What happened, apparently, was that a Finnish anti-aircraft shell had caught the plane squarely and exploded its bomb load, blowing it to pieces." First detailed accounts of the tactics used by the Finns to wreck the Russian invasion at Suomussalmi reached the U. S. along with the first good pictures (see opposite page) of the battlefield. When two Russian divisions (the 163rd and 44th) occupied Suomussalmi in the early days of the war (TIME, Jan. 1), the Finns had only two companies to oppose them. The Finns, aided by their network of railways, quickly brought up reinforcements from the neighborhood of Lake Laatokka. They succeeded in separating the two Russian divisions and actually took up defensive positions between them.
The Russians, either thickheaded or fooled into overestimating the Finnish strength, did not attack.
With fresh reinforcements withdrawn from other sectors, the Finns then attacked the 44th Division, retired quickly, and left a small force to threaten it while they hurled the bulk of their troops against the 1 63rd. The 163rd was cut to pieces, driven out on Lake Kianta, machine-gunned from shore and bombed from the air, while the 44th, without patrols to find out what was going on, did nothing. When the Finns had finished with the 163rd they turned on the 44th. They blew up a bridge to cut off its retreat, sent a detachment to the frontier to cut its line of communication.
Leaving a small force in front of the 44th, the main body of Finns traveled through a wood and attacked it on a flank. How they finished it off was described last week by the New York Herald Tribune's, Walter Kerr :
"For three days the two armies fought, and the Reds fought better than they ever had in this war. The Russian commander sent a radio appeal for help on the third night. The Finnish radio heard the answer. Red Army headquarters felt the commander of the 44th Division had enough troops to win.

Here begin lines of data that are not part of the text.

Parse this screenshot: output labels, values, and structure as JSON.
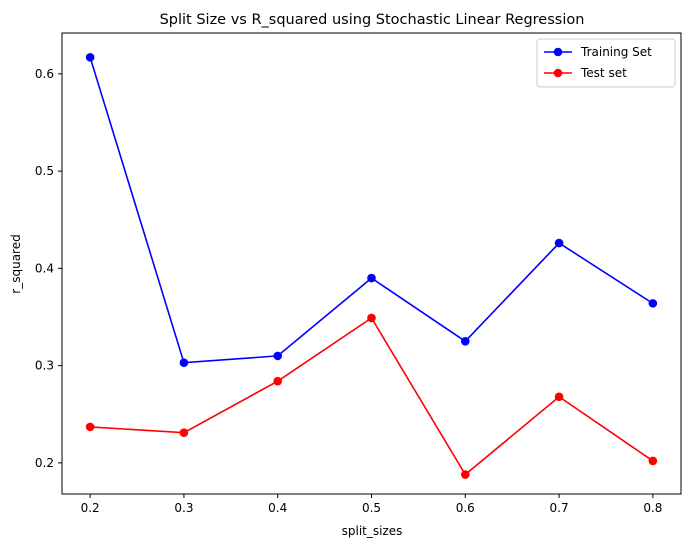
{
  "chart_data": {
    "type": "line",
    "title": "Split Size vs R_squared using Stochastic Linear Regression",
    "xlabel": "split_sizes",
    "ylabel": "r_squared",
    "x": [
      0.2,
      0.3,
      0.4,
      0.5,
      0.6,
      0.7,
      0.8
    ],
    "x_ticks": [
      "0.2",
      "0.3",
      "0.4",
      "0.5",
      "0.6",
      "0.7",
      "0.8"
    ],
    "y_ticks": [
      "0.2",
      "0.3",
      "0.4",
      "0.5",
      "0.6"
    ],
    "xlim": [
      0.17,
      0.83
    ],
    "ylim": [
      0.168,
      0.642
    ],
    "grid": false,
    "legend_position": "top-right",
    "series": [
      {
        "name": "Training Set",
        "color": "#0000ff",
        "marker": "circle",
        "values": [
          0.617,
          0.303,
          0.31,
          0.39,
          0.325,
          0.426,
          0.364
        ]
      },
      {
        "name": "Test set",
        "color": "#ff0000",
        "marker": "circle",
        "values": [
          0.237,
          0.231,
          0.284,
          0.349,
          0.188,
          0.268,
          0.202
        ]
      }
    ]
  }
}
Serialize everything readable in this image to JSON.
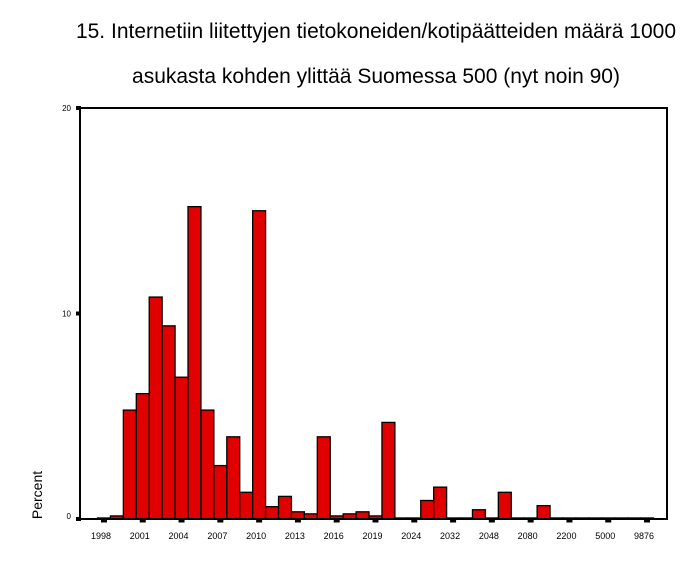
{
  "chart_data": {
    "type": "bar",
    "title": [
      "15. Internetiin liitettyjen tietokoneiden/kotipäätteiden määrä 1000",
      "asukasta kohden ylittää Suomessa 500 (nyt noin 90)"
    ],
    "xlabel": "",
    "ylabel": "Percent",
    "ylim": [
      0,
      20
    ],
    "yticks": [
      0,
      10,
      20
    ],
    "categories": [
      "1998",
      "",
      "",
      "2001",
      "",
      "",
      "2004",
      "",
      "",
      "2007",
      "",
      "",
      "2010",
      "",
      "",
      "2013",
      "",
      "",
      "2016",
      "",
      "",
      "2019",
      "",
      "",
      "2024",
      "",
      "",
      "2032",
      "",
      "",
      "2048",
      "",
      "",
      "2080",
      "",
      "",
      "2200",
      "",
      "",
      "5000",
      "",
      "",
      "9876"
    ],
    "values": [
      0.05,
      0.15,
      5.3,
      6.1,
      10.8,
      9.4,
      6.9,
      15.2,
      5.3,
      2.6,
      4.0,
      1.3,
      15.0,
      0.6,
      1.1,
      0.35,
      0.25,
      4.0,
      0.15,
      0.25,
      0.35,
      0.15,
      4.7,
      0.05,
      0.05,
      0.9,
      1.55,
      0.05,
      0.05,
      0.45,
      0.05,
      1.3,
      0.05,
      0.05,
      0.65,
      0.05,
      0.05,
      0.05,
      0.05,
      0.05,
      0.05,
      0.05,
      0.05
    ],
    "grid": false,
    "legend": "none",
    "colors": {
      "bar": "#e00000",
      "outline": "#000000",
      "frame": "#000000"
    }
  }
}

"On the fourth day two companies of Russian field police came up, but they were stopped by the Finns at the border. Then two companies of sappers and two of infantry attempted to join the 44th. None got through. Late that afternoon the Soviet commander ordered a retreat.
"The Red division never got going. The bridge was out, and tanks destroyed by grenades blocked the road. The Russians took to the woods. From then on it was a slaughter. The Finns cut them down mercilessly, and freezing winter nights did the rest."
>The Finns reported that on the Karelian Isthmus a Russian loudspeaker blared: "Surrender in 48 hours or the Germans are coming."
*For another analogy between Russia and the bull, see p. 2.